Necessity is Relative
The distinction between what you want and what you need comes from the fact that necessity is relative. People use the word “need” in a seemingly objective way, however it is almost always accompanied by needing something -for- something else. People need air, but they only need it in order to live. If someone did not want to live then they would no longer need air. A less extreme example is for everyday life goals such as when a student needs to take a certain class. They only need the class if they want a degree that requires that class, or if they want to graduate at all. As soon as the student decides that they don’t want to graduate, they no longer need that class. As such, what someone needs is almost always relative to what they want.

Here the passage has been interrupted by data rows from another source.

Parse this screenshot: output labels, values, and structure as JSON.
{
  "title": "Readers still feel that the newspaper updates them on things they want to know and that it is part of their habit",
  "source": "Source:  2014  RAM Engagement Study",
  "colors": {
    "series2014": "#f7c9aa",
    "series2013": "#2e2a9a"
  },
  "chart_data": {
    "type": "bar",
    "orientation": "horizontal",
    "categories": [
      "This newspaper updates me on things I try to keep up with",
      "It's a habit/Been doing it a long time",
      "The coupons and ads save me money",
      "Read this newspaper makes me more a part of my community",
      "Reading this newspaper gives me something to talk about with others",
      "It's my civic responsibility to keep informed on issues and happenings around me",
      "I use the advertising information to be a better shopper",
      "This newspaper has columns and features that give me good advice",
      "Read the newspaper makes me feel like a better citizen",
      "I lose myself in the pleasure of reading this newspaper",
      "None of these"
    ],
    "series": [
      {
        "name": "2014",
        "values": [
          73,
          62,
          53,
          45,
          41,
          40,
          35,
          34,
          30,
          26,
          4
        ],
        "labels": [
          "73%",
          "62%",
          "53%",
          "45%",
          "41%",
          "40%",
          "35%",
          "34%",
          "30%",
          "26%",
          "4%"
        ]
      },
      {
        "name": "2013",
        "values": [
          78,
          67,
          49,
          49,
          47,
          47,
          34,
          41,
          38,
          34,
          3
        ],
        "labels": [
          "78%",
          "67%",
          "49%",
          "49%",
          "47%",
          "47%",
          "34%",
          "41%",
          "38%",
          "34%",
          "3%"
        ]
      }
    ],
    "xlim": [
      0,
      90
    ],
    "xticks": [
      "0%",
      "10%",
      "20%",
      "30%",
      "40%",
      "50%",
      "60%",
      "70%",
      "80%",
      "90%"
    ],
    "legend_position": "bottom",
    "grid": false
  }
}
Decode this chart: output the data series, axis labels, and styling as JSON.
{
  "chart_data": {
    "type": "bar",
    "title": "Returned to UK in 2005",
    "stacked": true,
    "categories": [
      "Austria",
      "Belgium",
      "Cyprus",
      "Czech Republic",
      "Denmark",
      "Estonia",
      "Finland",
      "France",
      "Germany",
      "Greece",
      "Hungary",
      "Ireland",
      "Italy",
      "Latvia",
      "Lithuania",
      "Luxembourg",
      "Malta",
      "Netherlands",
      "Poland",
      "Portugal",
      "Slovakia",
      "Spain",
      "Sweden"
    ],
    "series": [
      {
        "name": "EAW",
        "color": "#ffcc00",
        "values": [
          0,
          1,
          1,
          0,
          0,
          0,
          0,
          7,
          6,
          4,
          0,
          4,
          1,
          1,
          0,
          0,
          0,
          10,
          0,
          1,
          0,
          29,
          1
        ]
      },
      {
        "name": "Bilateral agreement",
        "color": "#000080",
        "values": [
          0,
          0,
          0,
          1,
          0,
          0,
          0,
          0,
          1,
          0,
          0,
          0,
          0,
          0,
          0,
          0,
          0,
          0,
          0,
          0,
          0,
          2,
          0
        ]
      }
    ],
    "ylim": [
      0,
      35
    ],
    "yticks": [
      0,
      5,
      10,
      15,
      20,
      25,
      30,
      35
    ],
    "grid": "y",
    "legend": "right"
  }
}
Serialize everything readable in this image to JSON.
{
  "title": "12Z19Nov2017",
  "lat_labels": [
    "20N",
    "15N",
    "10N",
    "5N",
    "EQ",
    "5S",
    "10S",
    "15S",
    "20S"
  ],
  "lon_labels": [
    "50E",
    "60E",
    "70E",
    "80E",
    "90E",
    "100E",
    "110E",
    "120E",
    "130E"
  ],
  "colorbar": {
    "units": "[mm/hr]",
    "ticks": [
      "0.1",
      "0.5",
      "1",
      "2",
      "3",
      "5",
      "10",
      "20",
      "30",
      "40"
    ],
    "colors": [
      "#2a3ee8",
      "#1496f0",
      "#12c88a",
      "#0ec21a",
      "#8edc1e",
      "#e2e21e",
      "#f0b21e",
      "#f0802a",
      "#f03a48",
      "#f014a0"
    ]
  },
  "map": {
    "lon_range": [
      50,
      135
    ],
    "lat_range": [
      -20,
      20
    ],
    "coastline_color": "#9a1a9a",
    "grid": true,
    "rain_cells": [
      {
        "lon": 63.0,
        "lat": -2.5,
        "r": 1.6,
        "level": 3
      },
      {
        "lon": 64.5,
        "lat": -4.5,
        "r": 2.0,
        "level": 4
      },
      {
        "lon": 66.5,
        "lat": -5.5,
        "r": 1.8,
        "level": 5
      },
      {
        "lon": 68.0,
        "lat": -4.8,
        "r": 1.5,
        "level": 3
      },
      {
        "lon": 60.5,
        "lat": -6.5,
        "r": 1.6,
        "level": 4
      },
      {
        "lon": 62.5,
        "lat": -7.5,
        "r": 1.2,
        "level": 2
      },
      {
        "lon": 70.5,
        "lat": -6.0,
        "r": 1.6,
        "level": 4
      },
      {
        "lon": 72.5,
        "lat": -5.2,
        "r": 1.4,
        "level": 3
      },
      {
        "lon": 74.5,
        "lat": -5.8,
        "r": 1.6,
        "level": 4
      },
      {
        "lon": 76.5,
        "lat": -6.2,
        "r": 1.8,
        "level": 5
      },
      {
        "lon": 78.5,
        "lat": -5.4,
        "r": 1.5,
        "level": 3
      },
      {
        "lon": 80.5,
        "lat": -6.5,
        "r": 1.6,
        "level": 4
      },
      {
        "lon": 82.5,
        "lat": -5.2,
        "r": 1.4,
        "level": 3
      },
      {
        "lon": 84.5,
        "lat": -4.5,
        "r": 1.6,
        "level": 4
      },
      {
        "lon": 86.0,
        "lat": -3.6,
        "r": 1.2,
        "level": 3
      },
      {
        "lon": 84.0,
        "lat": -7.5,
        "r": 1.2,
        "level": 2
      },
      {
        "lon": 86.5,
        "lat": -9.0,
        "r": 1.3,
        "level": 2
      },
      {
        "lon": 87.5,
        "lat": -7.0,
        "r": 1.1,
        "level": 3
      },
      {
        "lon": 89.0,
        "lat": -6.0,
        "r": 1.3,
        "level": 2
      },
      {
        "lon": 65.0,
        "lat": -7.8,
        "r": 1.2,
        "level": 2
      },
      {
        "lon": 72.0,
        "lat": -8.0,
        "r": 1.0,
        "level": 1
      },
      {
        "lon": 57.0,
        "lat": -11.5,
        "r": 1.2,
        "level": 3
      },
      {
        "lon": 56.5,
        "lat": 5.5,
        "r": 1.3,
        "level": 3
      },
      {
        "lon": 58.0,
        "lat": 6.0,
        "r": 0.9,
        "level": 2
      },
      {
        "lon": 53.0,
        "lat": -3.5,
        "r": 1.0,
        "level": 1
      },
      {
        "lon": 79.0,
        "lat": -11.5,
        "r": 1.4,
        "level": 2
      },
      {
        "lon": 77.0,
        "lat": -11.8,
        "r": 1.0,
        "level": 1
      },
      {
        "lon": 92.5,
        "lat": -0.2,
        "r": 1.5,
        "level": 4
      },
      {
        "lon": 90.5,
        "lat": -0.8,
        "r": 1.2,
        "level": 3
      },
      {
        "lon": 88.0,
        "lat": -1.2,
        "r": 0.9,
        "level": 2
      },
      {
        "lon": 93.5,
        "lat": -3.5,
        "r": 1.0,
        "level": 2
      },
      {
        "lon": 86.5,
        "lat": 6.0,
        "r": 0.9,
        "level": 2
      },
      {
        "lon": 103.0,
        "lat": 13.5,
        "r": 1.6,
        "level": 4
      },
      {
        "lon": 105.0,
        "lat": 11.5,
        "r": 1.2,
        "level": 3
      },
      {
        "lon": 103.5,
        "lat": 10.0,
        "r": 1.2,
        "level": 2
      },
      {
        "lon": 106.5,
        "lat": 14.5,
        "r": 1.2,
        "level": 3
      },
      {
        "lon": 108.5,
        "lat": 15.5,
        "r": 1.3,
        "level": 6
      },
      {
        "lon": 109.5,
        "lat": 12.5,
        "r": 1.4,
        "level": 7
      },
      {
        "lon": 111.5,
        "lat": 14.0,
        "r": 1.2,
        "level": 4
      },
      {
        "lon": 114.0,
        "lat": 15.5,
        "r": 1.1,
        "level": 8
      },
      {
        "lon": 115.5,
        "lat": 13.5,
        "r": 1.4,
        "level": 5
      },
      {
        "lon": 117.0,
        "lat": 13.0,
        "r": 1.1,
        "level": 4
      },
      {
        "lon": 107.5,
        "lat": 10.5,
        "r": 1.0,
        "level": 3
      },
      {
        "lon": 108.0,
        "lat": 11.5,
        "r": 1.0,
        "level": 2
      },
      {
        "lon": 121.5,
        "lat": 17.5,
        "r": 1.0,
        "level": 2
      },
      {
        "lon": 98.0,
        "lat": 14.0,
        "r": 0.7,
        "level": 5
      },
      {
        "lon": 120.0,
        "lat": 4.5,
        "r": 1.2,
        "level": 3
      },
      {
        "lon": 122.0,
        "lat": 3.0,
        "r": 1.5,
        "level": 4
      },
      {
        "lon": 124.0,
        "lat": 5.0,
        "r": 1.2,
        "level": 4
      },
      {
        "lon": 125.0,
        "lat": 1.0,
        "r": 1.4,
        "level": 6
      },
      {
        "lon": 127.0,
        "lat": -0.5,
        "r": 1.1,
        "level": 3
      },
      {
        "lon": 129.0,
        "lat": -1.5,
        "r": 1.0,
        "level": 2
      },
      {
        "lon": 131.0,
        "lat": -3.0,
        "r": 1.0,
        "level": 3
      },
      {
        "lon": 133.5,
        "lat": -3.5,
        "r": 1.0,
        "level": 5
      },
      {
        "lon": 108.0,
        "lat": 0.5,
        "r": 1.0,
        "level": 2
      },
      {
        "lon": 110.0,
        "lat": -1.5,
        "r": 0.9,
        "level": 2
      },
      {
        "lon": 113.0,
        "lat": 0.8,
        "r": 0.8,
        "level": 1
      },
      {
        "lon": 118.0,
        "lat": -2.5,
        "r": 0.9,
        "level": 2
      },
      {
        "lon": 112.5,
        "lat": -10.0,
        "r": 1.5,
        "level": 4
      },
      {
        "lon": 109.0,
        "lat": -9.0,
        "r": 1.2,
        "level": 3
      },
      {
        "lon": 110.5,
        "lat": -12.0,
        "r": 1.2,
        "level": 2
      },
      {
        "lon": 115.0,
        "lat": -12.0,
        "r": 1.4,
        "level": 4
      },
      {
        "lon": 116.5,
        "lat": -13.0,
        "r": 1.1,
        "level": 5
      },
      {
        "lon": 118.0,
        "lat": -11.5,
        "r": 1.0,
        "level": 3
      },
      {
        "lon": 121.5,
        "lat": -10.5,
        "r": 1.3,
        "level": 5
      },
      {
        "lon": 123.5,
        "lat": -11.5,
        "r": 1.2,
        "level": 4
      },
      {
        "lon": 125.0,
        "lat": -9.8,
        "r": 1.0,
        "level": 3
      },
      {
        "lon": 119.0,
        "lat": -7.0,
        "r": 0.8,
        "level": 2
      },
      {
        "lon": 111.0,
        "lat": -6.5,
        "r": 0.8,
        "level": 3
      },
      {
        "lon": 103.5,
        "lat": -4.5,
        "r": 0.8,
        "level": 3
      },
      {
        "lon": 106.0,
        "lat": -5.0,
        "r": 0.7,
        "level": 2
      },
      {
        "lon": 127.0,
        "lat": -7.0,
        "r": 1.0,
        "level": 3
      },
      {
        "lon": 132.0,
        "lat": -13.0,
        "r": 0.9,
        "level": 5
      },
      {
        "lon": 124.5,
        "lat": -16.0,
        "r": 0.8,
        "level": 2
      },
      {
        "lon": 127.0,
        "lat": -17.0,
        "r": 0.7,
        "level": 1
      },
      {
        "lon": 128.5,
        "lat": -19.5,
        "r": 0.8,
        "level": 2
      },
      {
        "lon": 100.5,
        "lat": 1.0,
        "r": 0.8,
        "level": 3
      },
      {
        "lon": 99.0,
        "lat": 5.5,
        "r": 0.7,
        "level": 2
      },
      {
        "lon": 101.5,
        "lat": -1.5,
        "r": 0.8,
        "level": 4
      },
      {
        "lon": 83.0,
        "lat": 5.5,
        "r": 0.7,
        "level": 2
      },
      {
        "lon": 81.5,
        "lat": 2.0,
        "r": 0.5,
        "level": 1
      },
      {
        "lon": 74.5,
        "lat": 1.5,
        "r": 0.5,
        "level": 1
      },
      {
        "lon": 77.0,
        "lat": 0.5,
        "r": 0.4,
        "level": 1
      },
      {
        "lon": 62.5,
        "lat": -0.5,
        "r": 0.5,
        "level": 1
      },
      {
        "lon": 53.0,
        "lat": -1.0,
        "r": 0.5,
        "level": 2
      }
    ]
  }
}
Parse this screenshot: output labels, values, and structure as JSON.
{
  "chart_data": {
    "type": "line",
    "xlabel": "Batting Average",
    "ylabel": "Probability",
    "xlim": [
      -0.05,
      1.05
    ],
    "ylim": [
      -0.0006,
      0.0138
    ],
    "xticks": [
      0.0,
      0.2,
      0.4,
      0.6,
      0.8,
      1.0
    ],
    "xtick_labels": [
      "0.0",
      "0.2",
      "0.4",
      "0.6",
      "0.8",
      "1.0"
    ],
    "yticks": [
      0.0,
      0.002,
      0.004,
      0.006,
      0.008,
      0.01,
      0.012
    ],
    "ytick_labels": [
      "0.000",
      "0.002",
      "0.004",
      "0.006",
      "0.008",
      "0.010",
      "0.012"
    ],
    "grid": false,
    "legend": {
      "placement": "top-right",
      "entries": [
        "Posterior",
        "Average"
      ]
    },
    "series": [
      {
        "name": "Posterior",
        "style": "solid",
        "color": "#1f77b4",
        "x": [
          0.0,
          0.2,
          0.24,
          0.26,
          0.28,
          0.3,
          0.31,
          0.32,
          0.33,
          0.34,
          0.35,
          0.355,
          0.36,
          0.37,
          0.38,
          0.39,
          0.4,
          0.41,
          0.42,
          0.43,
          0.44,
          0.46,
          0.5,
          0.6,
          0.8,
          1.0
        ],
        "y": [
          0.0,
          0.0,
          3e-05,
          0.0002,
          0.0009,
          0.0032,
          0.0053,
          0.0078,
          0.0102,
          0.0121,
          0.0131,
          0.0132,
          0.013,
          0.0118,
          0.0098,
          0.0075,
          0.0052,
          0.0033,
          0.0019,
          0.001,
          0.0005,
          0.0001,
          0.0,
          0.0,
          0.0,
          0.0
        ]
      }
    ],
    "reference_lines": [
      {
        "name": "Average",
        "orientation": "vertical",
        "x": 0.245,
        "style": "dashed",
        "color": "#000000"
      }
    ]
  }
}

This is why it is important to distinguish what you really want from what you need to get it. When one confuses the two, they act irrationally and forget what they really want, doing things that seem “necessary” for a goal they no longer want. If someone sees people in poverty because of their government and decides to become a politician to help people, they should remember their reason for doing that. If they do not, it is easy to let the many requirements of getting elected become their main focus instead. Often politicians have to make compromises on things they believe in order to get the help they need for their goals or get the public to vote for them. To help the poor they have to first be elected, and therefore need money to campaign, and appear to support things that the public want. That might require the politician to say they will focus on goals that are more popular to voters than eliminating poverty. It might require them to lay off many people in order to save money for a bigger project to help the poor, but in the process the politician has increased poverty. During all this it is easy for the politician to focus exclusively on getting to and staying in power because that is needed to help the poor, and justify it by telling themselves that these compromises are only short term and are needed to help more people in the long term. It is then easy to stop worrying and even forget about the long term goals and think that the short term goals are “necessary”, and after pursuing these intermediary goals for so long it is easy to confuse these needs with what you truly want.
Desires Often Hurt You and What You Want
An extremely common issue in the world is that of being lazy. Most everyone has been lazy at some time or another, and it usually doesn’t matter. However, consider a lazy student who decides to play games instead of doing homework. It is easy to delay doing work and instead want to have fun, especially after a long day. Delaying work can often lead to someone not having enough time to finish it, or even telling themselves that missing a single homework assignment will barely affect their overall grades, and deciding not to do it at all. Laziness further strengthens itself because once you have missed that first assignment you feel more comfortable not turning in work in the future. This can lead to one justifying getting poor grades in a class because it won’t affect their overall scores much, and then further to them not worrying about their overall scores. This can lead to them not being able to get into a university or job because they were not thinking ahead, and instead simply did what made them feel good in the present. This can permanently damage their ability to get a job they want or have the future they want, all because they allowed the lazy part of their brain tell them what to do.
Even if your desires do not seem like they will harm you in the long term, one should carefully decide if what they desire is something they actually want at all, or if it is just a completely arbitrary impulse to satisfy the animal compelling them to do something.
Only by knowing what you truly want will you be able to live truly happily.